Pippa Funnell has surrendered her lead – perhaps only temporarily – in the Masterfoods Burghley Horse Trials, where she is on course to win a record a third consecutive four-star title and, in the bargain, the Rolex Grand Slam worth $US250,000 (about £158,000).
On the eve of cross-country, she lost her advantage to Germany’s Bettina Hoy, the acknowledged queen of the dressage arena, who now holds a three-point lead on the big grey Woodsides Ashby.
Bettina will be hoping her win on this horse at the Martinvast CIC*** in France a fortnight ago signalled the end of a run of dire luck and erratic form. “That was just the job,” she said. “It put me right on track for Burghley.”
Bettina took a heavy fall at Lulworth at the end of July, in which she was concussed and strained ligaments in her leg. “I couldn’t ask [Woodsides Ashby] for as much as I would have liked, as my leg still feels week, but I will have the brace on tomorrow.”
Bettina’s best Burghley result was winning the 1997 European title on another grey, Watermill Stream. Woodsides Ashby has won at three-star level, but his first four-star run, at the 2002 World Games, saw him run out of steam across country and stop. This year he has stopped at Luhmuhlen CCI and at Gatcombe – on both occasions he was in the lead.
Meanwhile, Pippa admitted to feeling the pressure. “It’s been the most difficult week of my career,” she said, referring to her decision to withdraw her planned second ride Cornerman. “He just wasn’t one hundred per cent and this game is all about the horses; they have to come first.”
Having also had to withdraw her Badminton and European champion Supreme Rock, her best shot is now Denise Lincoln and Metier Consulting’s 10-year-old Primmore’s Pride, the horse that gave her the first leg of the Grand Slam, at Kentucky in April. She had an unusually nervous, error-filled dressage performance on her second ride, Nick and Barbara Walkinshaw’s Walk On Star, who will be seconded to defending the British colours at the forthcoming European Championships.
“Only if something goes wrong with the first horse will I run him here,” she said. “Once the Europeans would have been everything to me, but I have never had the chance to win so much money before and I have to look to that as well.”
Both Bettina and Pippa will need to be less conservative than usual in tomorrow’s cross-country phase – Primmore’s Pride has a tendency to hover in the air over his fences and Bettina has been having help from a sport psychologist to spur her on – as they have Zara Phillips and Andrew Nicholson breathing down their necks.

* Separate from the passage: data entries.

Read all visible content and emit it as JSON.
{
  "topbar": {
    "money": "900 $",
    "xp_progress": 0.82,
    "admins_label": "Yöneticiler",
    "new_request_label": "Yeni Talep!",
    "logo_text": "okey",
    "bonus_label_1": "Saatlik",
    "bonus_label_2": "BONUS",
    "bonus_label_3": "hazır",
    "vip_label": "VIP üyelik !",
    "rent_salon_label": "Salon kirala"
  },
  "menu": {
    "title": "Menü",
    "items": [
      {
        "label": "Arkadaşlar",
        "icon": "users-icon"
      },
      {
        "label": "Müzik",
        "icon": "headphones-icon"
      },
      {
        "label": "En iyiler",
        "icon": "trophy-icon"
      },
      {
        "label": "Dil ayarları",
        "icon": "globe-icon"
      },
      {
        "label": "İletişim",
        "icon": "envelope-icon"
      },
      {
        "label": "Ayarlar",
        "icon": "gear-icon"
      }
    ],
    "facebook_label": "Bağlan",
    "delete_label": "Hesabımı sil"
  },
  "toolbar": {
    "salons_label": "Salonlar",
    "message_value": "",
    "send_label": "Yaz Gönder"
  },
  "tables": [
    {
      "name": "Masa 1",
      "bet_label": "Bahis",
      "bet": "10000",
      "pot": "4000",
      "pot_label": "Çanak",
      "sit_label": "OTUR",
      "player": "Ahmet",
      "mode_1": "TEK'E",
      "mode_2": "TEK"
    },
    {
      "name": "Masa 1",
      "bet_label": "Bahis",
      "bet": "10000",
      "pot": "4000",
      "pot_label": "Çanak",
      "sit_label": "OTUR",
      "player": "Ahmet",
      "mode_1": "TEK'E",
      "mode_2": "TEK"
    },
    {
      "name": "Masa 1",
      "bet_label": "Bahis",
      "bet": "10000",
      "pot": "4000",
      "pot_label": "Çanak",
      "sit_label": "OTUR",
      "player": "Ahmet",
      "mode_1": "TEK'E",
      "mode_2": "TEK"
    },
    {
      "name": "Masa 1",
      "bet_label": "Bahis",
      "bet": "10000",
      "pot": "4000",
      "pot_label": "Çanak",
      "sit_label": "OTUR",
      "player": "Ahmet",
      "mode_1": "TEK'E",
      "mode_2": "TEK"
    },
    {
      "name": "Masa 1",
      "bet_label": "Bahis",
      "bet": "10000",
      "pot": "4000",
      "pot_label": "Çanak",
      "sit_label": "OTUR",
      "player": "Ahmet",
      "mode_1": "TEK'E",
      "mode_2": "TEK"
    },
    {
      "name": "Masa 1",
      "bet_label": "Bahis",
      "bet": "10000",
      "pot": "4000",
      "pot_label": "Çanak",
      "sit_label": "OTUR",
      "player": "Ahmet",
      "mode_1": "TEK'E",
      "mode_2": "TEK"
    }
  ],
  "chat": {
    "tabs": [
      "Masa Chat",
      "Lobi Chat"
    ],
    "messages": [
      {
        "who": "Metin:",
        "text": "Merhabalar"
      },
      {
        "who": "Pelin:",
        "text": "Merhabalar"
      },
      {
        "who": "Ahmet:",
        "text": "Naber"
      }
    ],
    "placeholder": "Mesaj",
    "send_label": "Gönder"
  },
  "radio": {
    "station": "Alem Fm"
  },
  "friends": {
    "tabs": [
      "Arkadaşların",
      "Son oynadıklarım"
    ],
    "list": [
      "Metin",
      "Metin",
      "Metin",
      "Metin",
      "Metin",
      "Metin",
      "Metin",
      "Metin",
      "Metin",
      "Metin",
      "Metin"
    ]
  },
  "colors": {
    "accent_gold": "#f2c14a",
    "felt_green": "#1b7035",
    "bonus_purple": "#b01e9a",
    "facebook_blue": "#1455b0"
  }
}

Zara, making her Burghley debut at the age of 22, is rising above the inevitable media attention, although she did not have anything original to say at the press conference. However, if she lets her usual style of determined riding do the talking, she should be up at the head of affairs at the end of the day because Toytown, on whom she was fifth at Luhmuhlen on her senior debut, is a great cross-country horse.
Andrew Nicholson, fourth on Nicky Salmon’s Lord Killinghurst, is also unlikely to give any quarter. The horse’s two-year lay-off, since he pulled up lame at Kentucky in 2001, seems to have done him good and he looks every inch a winner.
Stephen Bradley, the 1993 winner, is paying his first visit to Burghley in eight years. He lies in fifth place, the best of the four Americans in the top 10, on the Russian-bred ex-racehorse From, having been working hard on his dressage. “I was in the fifties at Kentucky and, as my owner, Maria Land, has paid for him to come over here, I was determined not to be in the fifties again.”
One particularly nice result is Karen Dixon’s 12th place with Too Smart who, at 17, is the joint oldest horse here (with Park Preview). Too Smart was third here in 1994 as an eight-year-old and second in 1999, so it would be lovely to see him enjoy a successful swansong.
In a humid atmosphere, there were a number of lacklustre and disappointing tests. Mary King fluffed her flying changes on King Solomon and Leslie Law’s Shear H20 looked dead to the leg. Andrew Hoy is also well down the order on both horses and blamed himself for having Mr Pracatan on too tight a rein.
But Burghley is never a dressage contest and, though Wolfgang Feld’s course may be a little kinder in its lines than last year, it is still huge.
Full results from www.burghley-horse.co.uk.
Results after dressage: 1, Bettina Hoy (Woodsides Ashby, GER), 36; 2, Pippa Funnell (Primmore’s Pride) 39.4; 3, Zara Phillips (Toytown) 41.8; 4, Andrew Nicholson (Lord Killinghurst, NZL) 42.4; 5, Stephen Bradley (From, USA) 43; 6, Paul Tapner (Highpoint, AUS) 43; 7, Cindy Rawson (Ashdale David’s Way, USA), 44.4; 8, Pippa Funnell (Walk On Star) 46.8; 9eq, Heidi White (Northern Star, USA) & John Williams (Carrick, USA), 49; 11, Primitive Control (Caroline Pratt) 50.4; 12, Too Smart (Karen Dixon) 50.6.